"Le Palle Delprete"

Cento tornei vinti nel circuito Atp, Novak Djokovic entra definitivamente nella storia del tennis

100. Cento. Un numero enorme, una cifra impensabile e assurda, un sigillo infinito sulla sua storia – e sulla Storia del Tennis.
Un numero incredibile nell’accezione più alta e profonda: no, non sembra neanche credibile che un giocatore possa tagliare un simile traguardo.
Un numero ancora più aureo, se sommato a un altro: questo è il ventesimo anno consecutivo in cui Djokovic conquista almeno un titolo.

Generazioni e generazioni sono passate, in silenzio e col sorriso, diventando grandi mentre lui, semplicemente, rimaneva solo e soltanto – per fortuna e, negli ultimi anni, purtroppo – sempre uguale a se stesso.

Lui, ultimo crepuscolo di un’era irripetibile in cui Tre Cavalieri dell’Apocalisse discesero contemporaneamente sul campo per ridisegnare il mito con parabole dolci, fendenti lungolinea e volée che c’han fatto – Re Roger per primo, per primo e per sempre, armatura leggendaria di bellezza e rovescio come idea possente e lucente – vibrare cuore, gambe, occhi e anima.

Lui, che è ancora – volente o NOLEnte – presente, oggi ha chiuso quel cerchio per cui s’è dannato – affamato – per un’intera vita.

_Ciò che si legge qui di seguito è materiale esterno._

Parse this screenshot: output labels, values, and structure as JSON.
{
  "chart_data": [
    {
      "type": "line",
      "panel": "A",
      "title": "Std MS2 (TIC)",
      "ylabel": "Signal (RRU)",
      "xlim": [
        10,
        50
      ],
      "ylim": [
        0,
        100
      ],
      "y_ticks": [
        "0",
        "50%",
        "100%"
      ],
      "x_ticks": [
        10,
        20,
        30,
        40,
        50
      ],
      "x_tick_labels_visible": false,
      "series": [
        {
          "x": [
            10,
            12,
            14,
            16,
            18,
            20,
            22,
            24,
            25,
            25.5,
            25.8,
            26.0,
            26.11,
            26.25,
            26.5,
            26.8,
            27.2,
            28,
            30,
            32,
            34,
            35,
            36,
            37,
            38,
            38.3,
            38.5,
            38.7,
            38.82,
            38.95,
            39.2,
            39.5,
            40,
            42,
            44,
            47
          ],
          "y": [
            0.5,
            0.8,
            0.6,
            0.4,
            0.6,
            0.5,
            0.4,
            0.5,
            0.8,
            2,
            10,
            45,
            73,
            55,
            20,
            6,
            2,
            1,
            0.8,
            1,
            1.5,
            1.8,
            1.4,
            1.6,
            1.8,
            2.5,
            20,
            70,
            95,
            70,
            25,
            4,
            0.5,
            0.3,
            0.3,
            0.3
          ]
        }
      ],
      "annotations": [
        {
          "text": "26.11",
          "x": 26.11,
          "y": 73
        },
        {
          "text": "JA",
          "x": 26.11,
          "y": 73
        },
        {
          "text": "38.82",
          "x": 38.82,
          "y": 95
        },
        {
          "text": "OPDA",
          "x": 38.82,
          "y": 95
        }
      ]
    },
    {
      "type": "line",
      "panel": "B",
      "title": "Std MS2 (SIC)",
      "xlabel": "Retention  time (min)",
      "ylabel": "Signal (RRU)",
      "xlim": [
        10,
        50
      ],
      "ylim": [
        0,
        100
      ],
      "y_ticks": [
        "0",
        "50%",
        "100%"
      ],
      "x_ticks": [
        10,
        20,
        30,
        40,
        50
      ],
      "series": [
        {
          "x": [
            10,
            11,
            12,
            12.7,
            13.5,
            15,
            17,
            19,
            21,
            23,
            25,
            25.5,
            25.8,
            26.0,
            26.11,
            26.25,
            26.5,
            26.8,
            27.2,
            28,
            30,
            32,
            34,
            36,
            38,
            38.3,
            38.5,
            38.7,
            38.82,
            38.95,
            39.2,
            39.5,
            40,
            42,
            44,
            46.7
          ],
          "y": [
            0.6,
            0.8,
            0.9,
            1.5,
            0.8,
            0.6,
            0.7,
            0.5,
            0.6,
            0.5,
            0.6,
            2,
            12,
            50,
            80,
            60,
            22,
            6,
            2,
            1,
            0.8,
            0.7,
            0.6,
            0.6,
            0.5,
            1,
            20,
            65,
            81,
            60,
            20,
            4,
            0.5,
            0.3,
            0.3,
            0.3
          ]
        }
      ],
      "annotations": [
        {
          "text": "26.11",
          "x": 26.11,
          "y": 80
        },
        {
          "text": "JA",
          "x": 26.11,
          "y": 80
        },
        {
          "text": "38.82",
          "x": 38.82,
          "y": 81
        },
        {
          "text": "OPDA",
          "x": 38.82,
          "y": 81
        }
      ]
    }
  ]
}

E sì, sapete bene che il vostro Scriba non ha mai amato questo personaggio. Non lo ha mai apprezzato, e per tanti tratti che non fan capo al gioco e al talento, non gli è mai davvero piaciuto.

Però qui, pacificamente, siamo al cospetto di un gran bel pezzo di Storia che si compie, proprio sotto i miei – i nostri – occhi.

E allora, voglio essere onesto: tutto il resto, ora, conta ben poco.
In questo sabato che è già fulgente d’azzurro grazie a Cobolli e al doppio Bolelli-Vavassori, che hanno issato – l’uno dopo gli altri – il vessillo d’italico tricolore sulla terra d’Amburgo conquistata, il resto conta niente. E lento, per oggi, si perde.

Nulla contano le pantomime – sempre uguali a una commediucola che non merita tale attore – di un Malato Immaginario che ha sempre valicato e validato ogni mezzo, pur di raggiunger fine.
Nulla conta il rancore serbato da quello che, più che un Don Chisciotte alterato contro immaginari e risibili mulini a vento, in Serbo Rancore s’è tramutato.
Nulla, nulla contan le mani a coppa alzate per fomentare amici e deridere avversari, come se per far sentire alla sua anima qualche grandezza servisse un apparecchio di realtà – e sportività – distorsore.
Conta nulla aver inseguito affannosamente questo traguardo, colto infine in un torneo minore e quasi risibile.

Conta nulla, tutto ben nulla.
Solo adesso. Solo ora.

Anche le parole e le manovre di disprezzo verso la nostra Scintilla d’Infinito Jannik, ora, trapassano le orecchie nostre e mie un po’ più leggere.

Perché credo che anche Jannik, adesso, in cuor suo, sarà contento per questo straordinario risultato da provare – sin da subito – a emulare e superare.
Perché il Tennis è sangue, passione, merda, solitudine d’intenti e vita – e allora chi supera per più lustri le sue stesse barriere, scendendo uno contro gli altri, faccia contro facce, comunque merita rispetto.

Perché nel Tennis, nello sport, bisogna saper dire “bravo” anche – e soprattutto – quando un po’ ti brucia dentro.

E perché – alla fin dei conti – il vostro umile Scriba non è, e non vorrà mai essere, come i troppi tarzanelli che di Nole si dicono tifosi.